Walt Secord holds the Bill

Walt Secord holds the Bill

The Foley Labor Opposition introduced the Crimes and Anti-Discrimination Legislation Amendment (Vilification) Bill into the NSW Legislative Assembly yesterday.

NSW Deputy Leader of the Opposition in the Legislative Council and the Deputy chair of the NSW Parliamentary Friends of Israel,  Walt Secord welcomed the Bill and said he wanted to see the Baird Government support the legislation.

Mr Secord described the bill’s amendments as “common sense” and “would give genuine teeth” to the anti-race laws in NSW.

Furthermore, he said the amendments were based on the Government’s own December 2013 parliamentary inquiry into the racial vilification laws.

Mr Secord said: “It has been almost 28 years since the original laws were passed by then-Premier Nick Greiner with the support of the Labor opposition. At the time, it had the strong support for the various community groups in NSW, including the NSW Jewish community.”

“In the same spirit, Attorney-General Gabrielle Upton can send a strong signal to racists in NSW that they have no place in NSW – and support the bill.”

Mr Secord said there was an urgent need for reform and a toughening up of the laws.

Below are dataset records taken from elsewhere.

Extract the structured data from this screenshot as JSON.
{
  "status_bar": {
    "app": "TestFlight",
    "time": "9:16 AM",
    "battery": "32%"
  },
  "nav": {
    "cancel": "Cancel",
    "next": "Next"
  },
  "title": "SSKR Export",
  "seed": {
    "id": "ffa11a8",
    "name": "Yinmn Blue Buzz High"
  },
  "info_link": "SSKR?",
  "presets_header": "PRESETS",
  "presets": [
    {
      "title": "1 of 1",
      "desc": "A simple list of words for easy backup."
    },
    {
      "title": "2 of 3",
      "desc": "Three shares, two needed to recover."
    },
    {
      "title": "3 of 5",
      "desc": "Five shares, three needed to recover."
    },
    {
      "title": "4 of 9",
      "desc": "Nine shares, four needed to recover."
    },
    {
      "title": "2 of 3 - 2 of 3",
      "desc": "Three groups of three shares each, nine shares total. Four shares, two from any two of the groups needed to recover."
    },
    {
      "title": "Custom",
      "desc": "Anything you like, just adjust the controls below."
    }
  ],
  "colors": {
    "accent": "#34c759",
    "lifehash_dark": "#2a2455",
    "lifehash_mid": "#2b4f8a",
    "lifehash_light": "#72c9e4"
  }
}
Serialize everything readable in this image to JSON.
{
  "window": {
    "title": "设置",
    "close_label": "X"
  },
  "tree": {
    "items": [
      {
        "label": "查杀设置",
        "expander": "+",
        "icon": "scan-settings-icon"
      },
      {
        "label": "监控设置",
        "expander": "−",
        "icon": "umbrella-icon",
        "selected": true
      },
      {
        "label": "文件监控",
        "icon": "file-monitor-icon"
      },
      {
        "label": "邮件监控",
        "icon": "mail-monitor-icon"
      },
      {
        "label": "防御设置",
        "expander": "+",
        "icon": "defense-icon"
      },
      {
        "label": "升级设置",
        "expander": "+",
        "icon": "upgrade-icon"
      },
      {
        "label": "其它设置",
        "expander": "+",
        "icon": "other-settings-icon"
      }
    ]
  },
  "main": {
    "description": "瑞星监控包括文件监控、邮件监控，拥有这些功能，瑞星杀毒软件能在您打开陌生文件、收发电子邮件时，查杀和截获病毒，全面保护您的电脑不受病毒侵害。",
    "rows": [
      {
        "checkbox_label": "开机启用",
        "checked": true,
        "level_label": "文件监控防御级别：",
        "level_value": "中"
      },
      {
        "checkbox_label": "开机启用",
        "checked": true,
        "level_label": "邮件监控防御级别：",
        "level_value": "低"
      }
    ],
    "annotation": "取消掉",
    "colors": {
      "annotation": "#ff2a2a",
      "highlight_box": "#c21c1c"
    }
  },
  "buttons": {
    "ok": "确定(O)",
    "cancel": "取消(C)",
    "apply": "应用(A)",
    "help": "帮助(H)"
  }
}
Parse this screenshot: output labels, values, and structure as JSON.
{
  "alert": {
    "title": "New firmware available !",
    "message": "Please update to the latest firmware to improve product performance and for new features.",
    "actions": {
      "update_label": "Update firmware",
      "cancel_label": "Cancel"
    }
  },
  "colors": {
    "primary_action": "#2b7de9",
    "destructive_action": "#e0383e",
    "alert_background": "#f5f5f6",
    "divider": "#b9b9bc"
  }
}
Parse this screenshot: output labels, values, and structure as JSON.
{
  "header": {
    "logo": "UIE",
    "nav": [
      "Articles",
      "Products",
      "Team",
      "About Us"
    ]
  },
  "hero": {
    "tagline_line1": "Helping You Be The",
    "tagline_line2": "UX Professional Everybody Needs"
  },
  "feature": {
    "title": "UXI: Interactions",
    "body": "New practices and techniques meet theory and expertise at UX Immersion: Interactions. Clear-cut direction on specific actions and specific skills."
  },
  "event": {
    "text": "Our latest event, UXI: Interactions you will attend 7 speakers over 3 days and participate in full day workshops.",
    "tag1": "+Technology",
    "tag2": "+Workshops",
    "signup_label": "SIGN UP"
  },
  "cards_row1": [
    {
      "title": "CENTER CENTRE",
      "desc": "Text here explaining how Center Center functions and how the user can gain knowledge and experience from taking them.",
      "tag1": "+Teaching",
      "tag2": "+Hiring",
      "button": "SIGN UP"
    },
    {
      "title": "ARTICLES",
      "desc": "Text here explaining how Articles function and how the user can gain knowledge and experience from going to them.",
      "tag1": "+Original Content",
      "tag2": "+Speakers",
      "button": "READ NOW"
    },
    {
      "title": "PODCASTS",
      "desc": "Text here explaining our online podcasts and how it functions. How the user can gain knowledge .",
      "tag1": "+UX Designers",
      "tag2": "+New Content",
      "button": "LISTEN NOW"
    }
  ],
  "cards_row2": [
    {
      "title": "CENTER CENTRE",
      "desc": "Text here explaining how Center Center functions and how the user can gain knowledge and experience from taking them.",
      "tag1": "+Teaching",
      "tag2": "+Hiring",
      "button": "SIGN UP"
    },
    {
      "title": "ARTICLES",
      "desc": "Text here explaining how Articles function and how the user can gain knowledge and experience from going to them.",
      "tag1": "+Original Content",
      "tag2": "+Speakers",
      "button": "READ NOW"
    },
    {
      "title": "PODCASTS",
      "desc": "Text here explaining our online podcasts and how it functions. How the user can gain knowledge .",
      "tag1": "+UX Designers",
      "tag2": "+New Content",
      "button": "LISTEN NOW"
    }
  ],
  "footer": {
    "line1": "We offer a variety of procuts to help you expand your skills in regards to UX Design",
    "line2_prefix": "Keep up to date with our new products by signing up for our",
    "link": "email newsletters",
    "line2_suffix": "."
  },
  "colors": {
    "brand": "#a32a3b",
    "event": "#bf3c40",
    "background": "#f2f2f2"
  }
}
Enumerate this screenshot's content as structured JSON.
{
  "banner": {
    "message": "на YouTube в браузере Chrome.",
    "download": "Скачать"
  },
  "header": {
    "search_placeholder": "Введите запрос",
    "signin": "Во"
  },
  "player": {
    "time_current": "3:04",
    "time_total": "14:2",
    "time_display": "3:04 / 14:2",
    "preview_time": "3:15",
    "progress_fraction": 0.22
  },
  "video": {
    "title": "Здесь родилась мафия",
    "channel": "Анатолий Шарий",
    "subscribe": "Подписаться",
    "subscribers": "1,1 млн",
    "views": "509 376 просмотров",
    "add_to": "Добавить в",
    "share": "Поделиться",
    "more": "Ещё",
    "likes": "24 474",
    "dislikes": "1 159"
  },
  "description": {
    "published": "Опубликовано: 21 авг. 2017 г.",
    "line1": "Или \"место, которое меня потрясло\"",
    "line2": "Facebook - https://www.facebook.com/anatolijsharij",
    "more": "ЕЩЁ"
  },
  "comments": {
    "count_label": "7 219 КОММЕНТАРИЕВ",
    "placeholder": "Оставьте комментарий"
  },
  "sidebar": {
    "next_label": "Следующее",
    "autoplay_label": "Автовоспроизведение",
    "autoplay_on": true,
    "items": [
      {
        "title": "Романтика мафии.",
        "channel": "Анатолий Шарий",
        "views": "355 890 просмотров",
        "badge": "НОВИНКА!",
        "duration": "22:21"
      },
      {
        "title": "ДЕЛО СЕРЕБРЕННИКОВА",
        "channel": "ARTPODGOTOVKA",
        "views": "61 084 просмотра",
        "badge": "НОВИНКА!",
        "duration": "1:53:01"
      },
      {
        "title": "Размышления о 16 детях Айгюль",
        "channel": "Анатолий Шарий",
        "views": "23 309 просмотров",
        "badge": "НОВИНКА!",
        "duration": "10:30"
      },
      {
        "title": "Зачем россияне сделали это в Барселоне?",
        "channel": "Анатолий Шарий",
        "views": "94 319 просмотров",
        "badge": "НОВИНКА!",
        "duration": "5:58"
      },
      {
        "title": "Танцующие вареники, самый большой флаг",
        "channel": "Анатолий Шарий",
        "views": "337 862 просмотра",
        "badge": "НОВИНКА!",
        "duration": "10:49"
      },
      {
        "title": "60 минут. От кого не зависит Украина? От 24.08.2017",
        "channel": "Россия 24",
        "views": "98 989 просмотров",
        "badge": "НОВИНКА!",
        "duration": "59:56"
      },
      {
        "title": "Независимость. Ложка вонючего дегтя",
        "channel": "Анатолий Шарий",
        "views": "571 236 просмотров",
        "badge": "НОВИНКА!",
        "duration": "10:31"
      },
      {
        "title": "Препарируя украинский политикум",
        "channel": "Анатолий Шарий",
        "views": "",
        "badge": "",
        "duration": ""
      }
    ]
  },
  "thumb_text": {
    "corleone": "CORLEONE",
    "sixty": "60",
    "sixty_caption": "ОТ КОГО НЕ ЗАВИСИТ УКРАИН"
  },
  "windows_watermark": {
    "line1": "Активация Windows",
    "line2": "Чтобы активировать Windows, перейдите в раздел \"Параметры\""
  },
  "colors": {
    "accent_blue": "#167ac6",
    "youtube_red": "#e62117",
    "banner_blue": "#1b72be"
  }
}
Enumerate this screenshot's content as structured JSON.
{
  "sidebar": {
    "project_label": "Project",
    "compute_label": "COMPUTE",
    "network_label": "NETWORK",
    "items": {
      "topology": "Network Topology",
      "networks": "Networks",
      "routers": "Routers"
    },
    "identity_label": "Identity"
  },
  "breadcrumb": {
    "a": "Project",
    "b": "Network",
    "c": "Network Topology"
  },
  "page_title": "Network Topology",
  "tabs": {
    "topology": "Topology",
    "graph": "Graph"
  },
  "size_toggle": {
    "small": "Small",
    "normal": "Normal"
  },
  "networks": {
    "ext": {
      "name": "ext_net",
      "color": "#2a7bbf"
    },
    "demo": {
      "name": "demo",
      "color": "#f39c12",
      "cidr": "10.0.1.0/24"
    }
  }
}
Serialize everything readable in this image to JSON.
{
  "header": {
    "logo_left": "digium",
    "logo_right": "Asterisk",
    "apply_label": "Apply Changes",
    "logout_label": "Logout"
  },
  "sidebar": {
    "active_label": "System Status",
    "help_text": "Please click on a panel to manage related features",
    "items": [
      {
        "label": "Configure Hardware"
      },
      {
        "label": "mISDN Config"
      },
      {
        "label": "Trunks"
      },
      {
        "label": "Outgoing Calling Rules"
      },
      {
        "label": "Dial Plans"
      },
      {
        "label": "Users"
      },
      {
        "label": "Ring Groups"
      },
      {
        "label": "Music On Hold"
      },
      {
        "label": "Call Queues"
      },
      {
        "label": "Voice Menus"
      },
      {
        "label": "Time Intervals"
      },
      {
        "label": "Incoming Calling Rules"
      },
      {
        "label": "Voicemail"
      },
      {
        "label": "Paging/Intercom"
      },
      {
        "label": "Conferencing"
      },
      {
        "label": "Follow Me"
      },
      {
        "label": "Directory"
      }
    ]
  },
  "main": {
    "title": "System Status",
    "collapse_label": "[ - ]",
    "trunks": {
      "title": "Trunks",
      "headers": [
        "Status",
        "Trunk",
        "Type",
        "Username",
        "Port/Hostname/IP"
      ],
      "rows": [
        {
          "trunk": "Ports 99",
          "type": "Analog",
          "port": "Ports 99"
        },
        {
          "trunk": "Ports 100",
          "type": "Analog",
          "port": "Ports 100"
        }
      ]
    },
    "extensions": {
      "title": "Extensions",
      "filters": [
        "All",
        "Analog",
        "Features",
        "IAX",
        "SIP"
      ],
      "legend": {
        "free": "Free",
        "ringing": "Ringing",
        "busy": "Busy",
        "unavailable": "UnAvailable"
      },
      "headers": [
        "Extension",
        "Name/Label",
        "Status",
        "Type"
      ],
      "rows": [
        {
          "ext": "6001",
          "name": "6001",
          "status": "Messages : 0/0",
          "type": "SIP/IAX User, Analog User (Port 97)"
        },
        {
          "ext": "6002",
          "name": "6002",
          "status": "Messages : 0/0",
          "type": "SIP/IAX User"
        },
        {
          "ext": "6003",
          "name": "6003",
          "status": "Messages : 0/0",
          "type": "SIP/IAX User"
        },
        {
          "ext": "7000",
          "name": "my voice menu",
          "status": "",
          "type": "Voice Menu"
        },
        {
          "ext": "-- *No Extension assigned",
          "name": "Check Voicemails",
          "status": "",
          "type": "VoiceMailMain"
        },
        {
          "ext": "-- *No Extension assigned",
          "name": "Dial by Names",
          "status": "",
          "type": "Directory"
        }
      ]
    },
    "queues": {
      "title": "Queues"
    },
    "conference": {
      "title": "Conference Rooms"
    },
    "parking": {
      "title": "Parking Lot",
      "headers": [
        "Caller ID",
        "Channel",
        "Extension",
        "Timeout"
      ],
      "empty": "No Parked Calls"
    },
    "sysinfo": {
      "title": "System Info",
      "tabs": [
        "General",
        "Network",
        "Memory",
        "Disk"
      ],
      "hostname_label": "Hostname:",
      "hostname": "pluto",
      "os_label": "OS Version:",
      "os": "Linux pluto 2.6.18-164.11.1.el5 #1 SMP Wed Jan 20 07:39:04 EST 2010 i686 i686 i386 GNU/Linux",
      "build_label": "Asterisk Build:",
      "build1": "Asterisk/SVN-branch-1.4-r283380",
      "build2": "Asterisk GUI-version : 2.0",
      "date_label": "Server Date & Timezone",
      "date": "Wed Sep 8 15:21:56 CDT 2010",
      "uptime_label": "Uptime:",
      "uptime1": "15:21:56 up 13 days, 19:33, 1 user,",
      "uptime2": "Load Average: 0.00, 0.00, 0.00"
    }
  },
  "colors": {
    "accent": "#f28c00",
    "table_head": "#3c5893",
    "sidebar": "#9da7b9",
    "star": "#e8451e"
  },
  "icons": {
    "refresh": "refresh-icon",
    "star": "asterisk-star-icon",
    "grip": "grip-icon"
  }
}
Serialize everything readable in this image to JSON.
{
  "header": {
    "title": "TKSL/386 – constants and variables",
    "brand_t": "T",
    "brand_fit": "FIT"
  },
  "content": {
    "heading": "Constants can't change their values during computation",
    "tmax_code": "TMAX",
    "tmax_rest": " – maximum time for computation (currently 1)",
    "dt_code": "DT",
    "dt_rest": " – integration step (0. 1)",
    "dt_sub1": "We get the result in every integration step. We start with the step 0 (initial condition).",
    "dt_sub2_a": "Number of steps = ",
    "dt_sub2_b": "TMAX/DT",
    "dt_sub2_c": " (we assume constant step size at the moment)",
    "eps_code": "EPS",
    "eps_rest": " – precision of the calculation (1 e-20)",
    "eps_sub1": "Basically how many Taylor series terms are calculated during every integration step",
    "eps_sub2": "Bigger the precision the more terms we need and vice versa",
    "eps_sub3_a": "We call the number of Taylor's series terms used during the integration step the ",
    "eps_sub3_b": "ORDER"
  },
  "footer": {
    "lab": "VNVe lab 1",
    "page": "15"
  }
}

“There have been about 30 separate cases referred to the Director of Public Prosecutions, but there has not been a single prosecution in NSW for racial vilification or advocating violence against members of the community on the basis of their race, gender or sexual orientation. Clearly, the laws are needed to be improved.”

“This matter is too important to have partisan politics allowing those who spread hate and intolerance to escape prosecution in NSW. That is why I am appealing to Attorney-General Gabrielle Upton to reconsider her opposition to Labor’s bill,” Mr Secord said.

Under Labor’s bill, there are a number of provisions including:

  • To allow hate speech to be investigated by police;
  • To extend period in which prosecutions can be laid up to 12 months;
  • To remove the need for Attorney General’s consent which de-politicises the process;
  • To clarify the offence covers quasi-public places;
  • To make recklessness a basis for prosecution;
  • To include ‘imputed race’ as a basis for prosecution;
  • To move the offence of hate speech into the Crimes Act;
  • To lower the bar for prosecution if the offence occurs when a person promotes (rather than incites) hatred towards a person on racial, transgender, homosexual or HIV/AIDS grounds.